SI systems informed by linguistic theories from social sciences.
Addressing unintentional SI in human-facing NLP systems.
Contributions advancing sub-goals in SI tasks
Detecting influence strategies, outcome prediction, stance detection, and argument mining.
Partner/opponent modeling and emotion recognition in SI interactions.
Other contributions
Datasets capturing forms of social influence, especially in underrepresented languages (e.g., human-human datasets, wizard-of-oz studies).
Guardrails for Fairness, Accountability, Transparency, and Ethics in AI systems with SI capabilities.
Opinion or position papers on social influence.

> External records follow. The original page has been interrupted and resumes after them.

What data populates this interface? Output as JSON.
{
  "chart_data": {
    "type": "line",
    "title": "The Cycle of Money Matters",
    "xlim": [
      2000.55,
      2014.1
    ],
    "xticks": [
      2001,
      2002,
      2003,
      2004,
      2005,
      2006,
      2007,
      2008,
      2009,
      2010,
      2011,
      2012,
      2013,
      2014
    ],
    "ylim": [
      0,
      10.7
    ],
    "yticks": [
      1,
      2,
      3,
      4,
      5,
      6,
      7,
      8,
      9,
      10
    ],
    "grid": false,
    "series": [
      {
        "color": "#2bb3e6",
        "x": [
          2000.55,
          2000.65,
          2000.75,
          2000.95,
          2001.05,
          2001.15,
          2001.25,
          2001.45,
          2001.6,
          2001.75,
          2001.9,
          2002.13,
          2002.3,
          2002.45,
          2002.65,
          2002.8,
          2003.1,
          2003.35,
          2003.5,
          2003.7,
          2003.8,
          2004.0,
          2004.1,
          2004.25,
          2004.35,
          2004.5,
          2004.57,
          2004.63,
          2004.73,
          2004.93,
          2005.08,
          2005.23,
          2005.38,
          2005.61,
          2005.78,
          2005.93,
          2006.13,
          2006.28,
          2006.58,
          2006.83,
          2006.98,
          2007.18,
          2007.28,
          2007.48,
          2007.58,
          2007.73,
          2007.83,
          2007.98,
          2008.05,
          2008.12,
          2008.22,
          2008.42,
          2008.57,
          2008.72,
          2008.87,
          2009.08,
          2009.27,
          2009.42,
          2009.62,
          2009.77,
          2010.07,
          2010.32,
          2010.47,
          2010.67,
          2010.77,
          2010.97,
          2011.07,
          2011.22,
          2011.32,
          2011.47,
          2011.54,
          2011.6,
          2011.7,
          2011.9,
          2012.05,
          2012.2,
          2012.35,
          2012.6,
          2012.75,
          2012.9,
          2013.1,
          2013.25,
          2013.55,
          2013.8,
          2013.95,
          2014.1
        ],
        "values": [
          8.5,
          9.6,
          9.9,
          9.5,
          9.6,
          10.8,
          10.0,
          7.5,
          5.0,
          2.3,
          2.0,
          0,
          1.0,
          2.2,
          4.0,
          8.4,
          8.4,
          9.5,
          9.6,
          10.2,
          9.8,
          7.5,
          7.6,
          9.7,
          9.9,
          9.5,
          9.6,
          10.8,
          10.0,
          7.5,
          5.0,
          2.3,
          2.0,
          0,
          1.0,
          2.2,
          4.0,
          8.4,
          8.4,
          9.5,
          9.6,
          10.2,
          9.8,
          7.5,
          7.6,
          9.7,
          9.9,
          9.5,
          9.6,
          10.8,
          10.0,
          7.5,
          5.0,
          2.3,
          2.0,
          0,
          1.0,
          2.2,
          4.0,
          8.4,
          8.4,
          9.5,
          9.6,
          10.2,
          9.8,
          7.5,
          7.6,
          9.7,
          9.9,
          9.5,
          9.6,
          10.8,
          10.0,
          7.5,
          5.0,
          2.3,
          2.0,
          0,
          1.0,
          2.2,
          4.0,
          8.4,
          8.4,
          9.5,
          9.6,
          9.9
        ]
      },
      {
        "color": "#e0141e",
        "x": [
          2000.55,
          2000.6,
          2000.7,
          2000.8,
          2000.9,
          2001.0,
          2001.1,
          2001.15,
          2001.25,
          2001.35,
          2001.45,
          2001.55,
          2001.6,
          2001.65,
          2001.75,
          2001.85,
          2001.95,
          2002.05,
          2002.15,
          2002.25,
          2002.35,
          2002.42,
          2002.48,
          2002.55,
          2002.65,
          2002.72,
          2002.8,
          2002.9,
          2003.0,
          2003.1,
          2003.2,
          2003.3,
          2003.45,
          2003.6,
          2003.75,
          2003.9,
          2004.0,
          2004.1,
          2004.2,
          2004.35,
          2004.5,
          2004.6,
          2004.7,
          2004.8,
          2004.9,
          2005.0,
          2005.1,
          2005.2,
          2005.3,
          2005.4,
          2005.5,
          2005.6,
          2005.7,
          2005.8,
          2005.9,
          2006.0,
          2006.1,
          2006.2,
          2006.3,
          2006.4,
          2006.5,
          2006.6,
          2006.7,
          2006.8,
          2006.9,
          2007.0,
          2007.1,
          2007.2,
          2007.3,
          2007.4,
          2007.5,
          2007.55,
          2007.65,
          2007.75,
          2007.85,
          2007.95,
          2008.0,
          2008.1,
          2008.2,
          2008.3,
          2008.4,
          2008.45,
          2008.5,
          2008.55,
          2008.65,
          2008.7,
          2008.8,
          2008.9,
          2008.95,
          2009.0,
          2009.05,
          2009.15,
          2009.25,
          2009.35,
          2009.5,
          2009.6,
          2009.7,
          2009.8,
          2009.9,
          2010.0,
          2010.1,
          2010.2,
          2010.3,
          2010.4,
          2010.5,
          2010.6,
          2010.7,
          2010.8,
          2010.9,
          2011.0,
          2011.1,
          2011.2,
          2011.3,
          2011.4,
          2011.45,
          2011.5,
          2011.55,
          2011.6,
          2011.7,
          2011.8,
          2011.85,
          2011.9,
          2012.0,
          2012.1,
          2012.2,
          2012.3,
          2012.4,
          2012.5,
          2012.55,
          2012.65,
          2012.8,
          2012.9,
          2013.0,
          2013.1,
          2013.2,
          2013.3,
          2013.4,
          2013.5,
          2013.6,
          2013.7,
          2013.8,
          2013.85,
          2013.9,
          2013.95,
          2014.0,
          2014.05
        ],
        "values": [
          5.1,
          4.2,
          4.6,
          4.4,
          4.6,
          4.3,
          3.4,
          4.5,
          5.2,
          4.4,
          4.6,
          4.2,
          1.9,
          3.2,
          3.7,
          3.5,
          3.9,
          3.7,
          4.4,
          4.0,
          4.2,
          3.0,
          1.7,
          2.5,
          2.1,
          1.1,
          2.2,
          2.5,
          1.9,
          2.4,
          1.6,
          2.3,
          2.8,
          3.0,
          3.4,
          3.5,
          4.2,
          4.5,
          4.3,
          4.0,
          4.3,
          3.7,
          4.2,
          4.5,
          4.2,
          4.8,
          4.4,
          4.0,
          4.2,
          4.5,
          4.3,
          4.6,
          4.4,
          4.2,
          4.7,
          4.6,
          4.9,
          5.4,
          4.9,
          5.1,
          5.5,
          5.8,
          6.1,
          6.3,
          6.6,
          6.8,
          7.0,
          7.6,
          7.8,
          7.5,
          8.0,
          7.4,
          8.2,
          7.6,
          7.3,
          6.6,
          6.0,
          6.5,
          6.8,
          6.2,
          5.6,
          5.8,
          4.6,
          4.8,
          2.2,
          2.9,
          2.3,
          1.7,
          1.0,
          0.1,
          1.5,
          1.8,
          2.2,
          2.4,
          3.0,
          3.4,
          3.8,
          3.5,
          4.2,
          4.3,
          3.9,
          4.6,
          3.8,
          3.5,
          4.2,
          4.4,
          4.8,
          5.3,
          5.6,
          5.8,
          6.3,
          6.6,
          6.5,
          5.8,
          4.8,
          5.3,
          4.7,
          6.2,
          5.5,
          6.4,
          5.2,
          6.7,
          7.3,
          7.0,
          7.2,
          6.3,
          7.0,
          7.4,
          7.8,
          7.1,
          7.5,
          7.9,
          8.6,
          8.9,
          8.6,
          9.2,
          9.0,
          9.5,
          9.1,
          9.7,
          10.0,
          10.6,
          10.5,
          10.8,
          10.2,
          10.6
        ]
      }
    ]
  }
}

We refer to the ACL 2025 website for paper templates (the official ACL style templates) and requirements for both submission types, regular workshop submissions, and shared task submissions. We will allow additional space (not counted towards the above page limits) for supplementary material, including an appendix. We encourage all authors to include careful considerations of the limitations, broader impacts, and ethical considerations of their work. We also encourage authors to provide their code and data, where applicable, in the interest of reproducibility.
Regular workshop submissions are archival short (4 pages) and long (8 pages) papers. There is also a non-archival track for extended abstracts (2 pages) covering ongoing work on social influence NLP. Both tracks' accepted papers will be publicly available on the workshop’s website.
If you are unsure whether a topic is suitable, contact the workshop organizers at sicon-chairs@googlegroups.com.
The review will be double-blind. Please do not include any self-identifying information in the submission (covers all three submission types above). This includes anonymizing the already-published work by removing acknowledgments, self-citations, etc.
Non-archival submissions are expected to receive less detailed reviews compared to archival submissions.
SICon 2025 will use a separate ethics review, as required. Please ensure that any ethical concerns are appropriately addressed in the paper.
Parallel Submissions: Parallel submissions to other venues are NOT allowed.
Mode of Presentation: To foster thorough interaction and feedback, presentations will be primarily based on poster sessions. However, we will recognize three exceptional papers by providing dedicated slots for lightning talks (5 minutes each).
Authors of accepted archival papers should upload the final version of their paper to the submission system by the camera-ready deadline. Authors may use one extra page to address reviewer comments, for a total of nine pages + references.